I mean other than the visual style what did they "steal" here? Do we all have to buy 4 year old MacBooks because Apple has you convinced their laptop is actually that unique?
You mean Apple/IBM/Lenovo never copy good ideas? It's also not like these Chinese companies are pushing the companies you call original and innovative to slash their prices by stealing their customer base: Apple fans still buy and defend Apple no matter how bad some of their hardware "innovations" backfire.
No one forced Apple to ship production to China. It was well understood what was going to happen before they did it and they did it anyway. It's hard for me to have any sympathy for their current position. Business is ruthless and Apple knows it. Apple has a long history of crushing small suppliers to their own advantage so it's not like their hands are clean in all of this.
I don't mind being price gouged, I can afford it, but Apple no longer makes laptops suitable for me.
Employers have been threatening and actively trying to outsource my employment overseas my entire adult life. This drove a lot of people out of the software industry. I made the bet that they would be less successful than they planned. Now I gouge them for access to my rare skills - a problem they created. I could easily have been wrong and if that happened these companies would have not supported me out the goodness of their heart.
The Huawei certainly looks like a MacBook, but If you wanted that form factor to run Linux it would make sense to buy it and overwrite your windows with Linux than buy a Mac and overwrite that.
I always thought the “apple tax” was paying for a better experience with macOS. If you aren’t gointg to use macOS and use Linux instead it would make sense to buy the machine less expensive os (windows). Ideally you’d buy a machine without an os, but that’s not really an option on notebooks. If you wanted to revert to windows that windows based machine is also a better starting point.
I ended up buying a notebook with Linux pre installed. It’s been great and I’m surprised there weren’t more options for that route.
Steve Jobs gave credit to Xerox Research Lab in a few interview I saw. Xerox and Apple actually worked together and Apple used that tech to build a unique & creative product instead of copying an existing market and selling it for cheap leveraging the abusive labor policies.
> Sorry if this sounds overly critical but I find it inethical to use the Chinese clones of Apple products.
Unlike most, not everyone is inclined to pay for the privilege of closed source, proprietary walled gardens (like those from Apple). People, especially those who believe in open source and free software ideals, consider the above practice unethical, which is probably why they don't buy Chinese made Apple laptops. Those users are largely in favor of sharing technological innovations for the benefit of everyone, instead of guarding them for a select few. So, no it is not unethical because, in the end, it doesn't harm the end user.

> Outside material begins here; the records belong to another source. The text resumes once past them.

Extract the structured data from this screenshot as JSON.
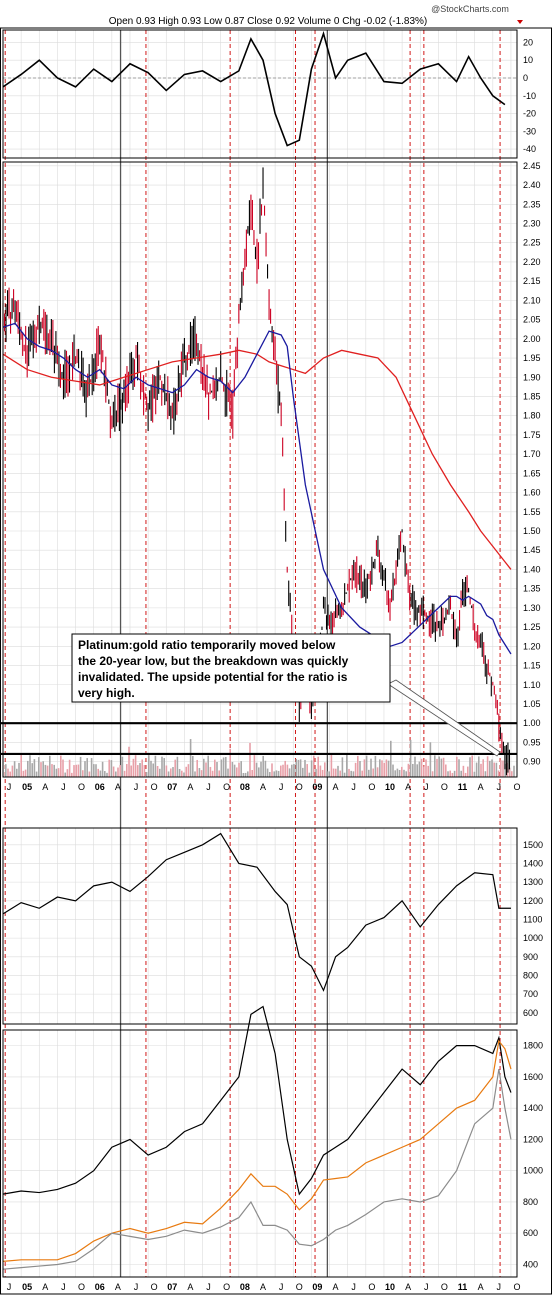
{
  "header": {
    "watermark": "@StockCharts.com",
    "quote_line": "Open 0.93  High 0.93  Low 0.87  Close 0.92  Volume 0  Chg -0.02 (-1.83%)"
  },
  "annotation": {
    "lines": [
      "Platinum:gold ratio temporarily moved below",
      "the 20-year low, but the breakdown was quickly",
      "invalidated. The upside potential for the ratio is",
      "very high."
    ]
  },
  "x_axis": {
    "labels": [
      "J",
      "05",
      "A",
      "J",
      "O",
      "06",
      "A",
      "J",
      "O",
      "07",
      "A",
      "J",
      "O",
      "08",
      "A",
      "J",
      "O",
      "09",
      "A",
      "J",
      "O",
      "10",
      "A",
      "J",
      "O",
      "11",
      "A",
      "J",
      "O"
    ],
    "bold": [
      "05",
      "06",
      "07",
      "08",
      "09",
      "10",
      "11"
    ]
  },
  "colors": {
    "up_bar": "#000000",
    "down_bar": "#cc0022",
    "ma_short": "#1a1aa0",
    "ma_long": "#e02020",
    "gold": "#e87a10",
    "silver_series": "#8c8c8c",
    "vline_red": "#cc0000",
    "vline_gray": "#555555",
    "grid": "#dcdcdc"
  },
  "chart_data": [
    {
      "type": "line",
      "panel": "momentum oscillator",
      "ylim": [
        -45,
        27
      ],
      "yticks": [
        20,
        10,
        0,
        -10,
        -20,
        -30,
        -40
      ],
      "x": [
        "2004-10",
        "2005-01",
        "2005-04",
        "2005-07",
        "2005-10",
        "2006-01",
        "2006-04",
        "2006-07",
        "2006-10",
        "2007-01",
        "2007-04",
        "2007-07",
        "2007-10",
        "2008-01",
        "2008-03",
        "2008-05",
        "2008-07",
        "2008-09",
        "2008-11",
        "2009-01",
        "2009-03",
        "2009-05",
        "2009-07",
        "2009-10",
        "2010-01",
        "2010-04",
        "2010-07",
        "2010-10",
        "2011-01",
        "2011-03",
        "2011-05",
        "2011-07",
        "2011-09"
      ],
      "values": [
        -5,
        2,
        10,
        0,
        -5,
        5,
        -2,
        8,
        3,
        -7,
        2,
        4,
        -2,
        4,
        22,
        10,
        -20,
        -38,
        -35,
        5,
        25,
        0,
        10,
        14,
        -2,
        -3,
        5,
        8,
        -2,
        12,
        0,
        -10,
        -15
      ]
    },
    {
      "type": "candlestick",
      "panel": "platinum:gold ratio",
      "ylim": [
        0.86,
        2.46
      ],
      "yticks": [
        2.45,
        2.4,
        2.35,
        2.3,
        2.25,
        2.2,
        2.15,
        2.1,
        2.05,
        2.0,
        1.95,
        1.9,
        1.85,
        1.8,
        1.75,
        1.7,
        1.65,
        1.6,
        1.55,
        1.5,
        1.45,
        1.4,
        1.35,
        1.3,
        1.25,
        1.2,
        1.15,
        1.1,
        1.05,
        1.0,
        0.95,
        0.9
      ],
      "x": [
        "2004-10",
        "2004-12",
        "2005-02",
        "2005-04",
        "2005-06",
        "2005-08",
        "2005-10",
        "2005-12",
        "2006-02",
        "2006-04",
        "2006-06",
        "2006-08",
        "2006-10",
        "2006-12",
        "2007-02",
        "2007-04",
        "2007-06",
        "2007-08",
        "2007-10",
        "2007-12",
        "2008-01",
        "2008-02",
        "2008-03",
        "2008-04",
        "2008-05",
        "2008-06",
        "2008-07",
        "2008-08",
        "2008-09",
        "2008-10",
        "2008-11",
        "2008-12",
        "2009-01",
        "2009-02",
        "2009-03",
        "2009-04",
        "2009-06",
        "2009-08",
        "2009-10",
        "2009-12",
        "2010-02",
        "2010-03",
        "2010-04",
        "2010-05",
        "2010-06",
        "2010-08",
        "2010-10",
        "2010-12",
        "2011-01",
        "2011-02",
        "2011-03",
        "2011-04",
        "2011-05",
        "2011-06",
        "2011-07",
        "2011-08",
        "2011-09",
        "2011-10"
      ],
      "close": [
        2.05,
        2.08,
        1.95,
        2.05,
        2.0,
        1.9,
        1.95,
        1.85,
        2.0,
        1.78,
        1.85,
        1.95,
        1.82,
        1.9,
        1.8,
        1.95,
        2.0,
        1.85,
        1.9,
        1.8,
        2.05,
        2.2,
        2.35,
        2.2,
        2.4,
        2.1,
        1.95,
        1.8,
        1.4,
        1.2,
        1.05,
        1.15,
        1.05,
        1.1,
        1.3,
        1.25,
        1.3,
        1.4,
        1.35,
        1.45,
        1.3,
        1.4,
        1.5,
        1.35,
        1.3,
        1.28,
        1.25,
        1.3,
        1.2,
        1.35,
        1.35,
        1.25,
        1.2,
        1.15,
        1.1,
        1.0,
        0.9,
        0.92
      ],
      "ma_50": [
        2.03,
        2.04,
        2.0,
        1.98,
        1.97,
        1.95,
        1.92,
        1.9,
        1.92,
        1.88,
        1.87,
        1.9,
        1.88,
        1.87,
        1.86,
        1.88,
        1.92,
        1.9,
        1.89,
        1.86,
        1.9,
        1.96,
        2.02,
        2.01,
        1.98,
        1.85,
        1.62,
        1.4,
        1.3,
        1.25,
        1.22,
        1.2,
        1.21,
        1.24,
        1.27,
        1.3,
        1.33,
        1.33,
        1.32,
        1.33,
        1.32,
        1.31,
        1.28,
        1.27,
        1.23,
        1.18
      ],
      "ma_50_x": [
        "2004-10",
        "2004-12",
        "2005-02",
        "2005-04",
        "2005-06",
        "2005-08",
        "2005-10",
        "2005-12",
        "2006-02",
        "2006-04",
        "2006-06",
        "2006-08",
        "2006-10",
        "2006-12",
        "2007-02",
        "2007-04",
        "2007-06",
        "2007-08",
        "2007-10",
        "2007-12",
        "2008-02",
        "2008-04",
        "2008-06",
        "2008-08",
        "2008-09",
        "2008-10",
        "2008-12",
        "2009-03",
        "2009-06",
        "2009-09",
        "2009-12",
        "2010-02",
        "2010-04",
        "2010-06",
        "2010-08",
        "2010-10",
        "2010-12",
        "2011-01",
        "2011-02",
        "2011-03",
        "2011-04",
        "2011-05",
        "2011-06",
        "2011-07",
        "2011-08",
        "2011-10"
      ],
      "ma_200": [
        1.96,
        1.92,
        1.9,
        1.89,
        1.88,
        1.9,
        1.92,
        1.94,
        1.95,
        1.96,
        1.97,
        1.96,
        1.94,
        1.93,
        1.92,
        1.91,
        1.95,
        1.97,
        1.96,
        1.95,
        1.9,
        1.8,
        1.7,
        1.62,
        1.55,
        1.5,
        1.46,
        1.42,
        1.4
      ],
      "ma_200_x": [
        "2004-10",
        "2005-02",
        "2005-06",
        "2005-10",
        "2006-02",
        "2006-06",
        "2006-10",
        "2007-02",
        "2007-06",
        "2007-10",
        "2008-01",
        "2008-04",
        "2008-06",
        "2008-08",
        "2008-10",
        "2008-12",
        "2009-03",
        "2009-06",
        "2009-09",
        "2009-12",
        "2010-03",
        "2010-06",
        "2010-09",
        "2010-12",
        "2011-03",
        "2011-05",
        "2011-07",
        "2011-09",
        "2011-10"
      ],
      "horizontal_lines": [
        1.0,
        0.92
      ]
    },
    {
      "type": "bar",
      "panel": "volume",
      "note": "volume histogram at bottom of ratio panel"
    },
    {
      "type": "line",
      "panel": "index line",
      "ylim": [
        540,
        1590
      ],
      "yticks": [
        1500,
        1400,
        1300,
        1200,
        1100,
        1000,
        900,
        800,
        700,
        600
      ],
      "x": [
        "2004-10",
        "2005-01",
        "2005-04",
        "2005-07",
        "2005-10",
        "2006-01",
        "2006-04",
        "2006-07",
        "2006-10",
        "2007-01",
        "2007-04",
        "2007-07",
        "2007-10",
        "2008-01",
        "2008-04",
        "2008-07",
        "2008-09",
        "2008-11",
        "2009-01",
        "2009-03",
        "2009-05",
        "2009-07",
        "2009-10",
        "2010-01",
        "2010-04",
        "2010-07",
        "2010-10",
        "2011-01",
        "2011-04",
        "2011-07",
        "2011-08",
        "2011-10"
      ],
      "values": [
        1130,
        1190,
        1160,
        1220,
        1200,
        1280,
        1300,
        1250,
        1330,
        1420,
        1460,
        1500,
        1560,
        1400,
        1380,
        1250,
        1180,
        900,
        850,
        720,
        900,
        950,
        1070,
        1110,
        1200,
        1060,
        1180,
        1280,
        1350,
        1340,
        1160,
        1160
      ]
    },
    {
      "type": "line",
      "panel": "prices",
      "ylim": [
        320,
        1900
      ],
      "yticks": [
        1800,
        1600,
        1400,
        1200,
        1000,
        800,
        600,
        400
      ],
      "x": [
        "2004-10",
        "2005-01",
        "2005-04",
        "2005-07",
        "2005-10",
        "2006-01",
        "2006-04",
        "2006-07",
        "2006-10",
        "2007-01",
        "2007-04",
        "2007-07",
        "2007-10",
        "2008-01",
        "2008-03",
        "2008-05",
        "2008-07",
        "2008-09",
        "2008-11",
        "2009-01",
        "2009-03",
        "2009-05",
        "2009-07",
        "2009-10",
        "2010-01",
        "2010-04",
        "2010-07",
        "2010-10",
        "2011-01",
        "2011-04",
        "2011-07",
        "2011-08",
        "2011-09",
        "2011-10"
      ],
      "series": [
        {
          "values": [
            850,
            870,
            860,
            880,
            920,
            1000,
            1150,
            1200,
            1100,
            1150,
            1250,
            1300,
            1450,
            1600,
            2000,
            2050,
            1750,
            1200,
            850,
            950,
            1100,
            1150,
            1200,
            1350,
            1500,
            1650,
            1550,
            1700,
            1800,
            1800,
            1750,
            1850,
            1600,
            1500
          ]
        },
        {
          "values": [
            420,
            430,
            430,
            430,
            470,
            550,
            600,
            630,
            600,
            630,
            670,
            660,
            760,
            880,
            980,
            900,
            900,
            850,
            750,
            820,
            940,
            950,
            960,
            1050,
            1100,
            1150,
            1200,
            1300,
            1400,
            1450,
            1600,
            1830,
            1780,
            1650
          ]
        },
        {
          "values": [
            370,
            380,
            390,
            400,
            420,
            500,
            600,
            580,
            560,
            580,
            620,
            600,
            640,
            700,
            800,
            650,
            650,
            620,
            530,
            520,
            560,
            620,
            650,
            720,
            800,
            820,
            800,
            840,
            1000,
            1300,
            1400,
            1650,
            1400,
            1200
          ]
        }
      ]
    }
  ]
}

Although this is as good a reason as any, especially if someone is (politically) biased against the GNU project, I fail to see how and why the x86_64-musl target appeals to the OP in the first place. It ships a standard GNU userland, it uses GCC and GNU {core,bin}utils to (cross)compile most packages and GNU bash is a standard requirement for the build toolchain. Without the above, Void cannot exist.
A core property of the Voidlinux / musl-libc combination that goes unmentioned, is that one can easily leverage xbps-src as a native cross compilation toolchain to seamlessly (no porting/patching) generate static binaries for foreign architectures. As an example, one can generate static binaries for GNU tar and just use them on an android (bionic) device.
Finally, Void-linux ships with the xbps-uunshare utility as standard and allows a regular user to launch an unprivileged container with any distribution (like debian, ubuntu, etc). This way, the OP can enjoy the full gamut of software available on those glibc systems without the need to install and/or dual boot Windows.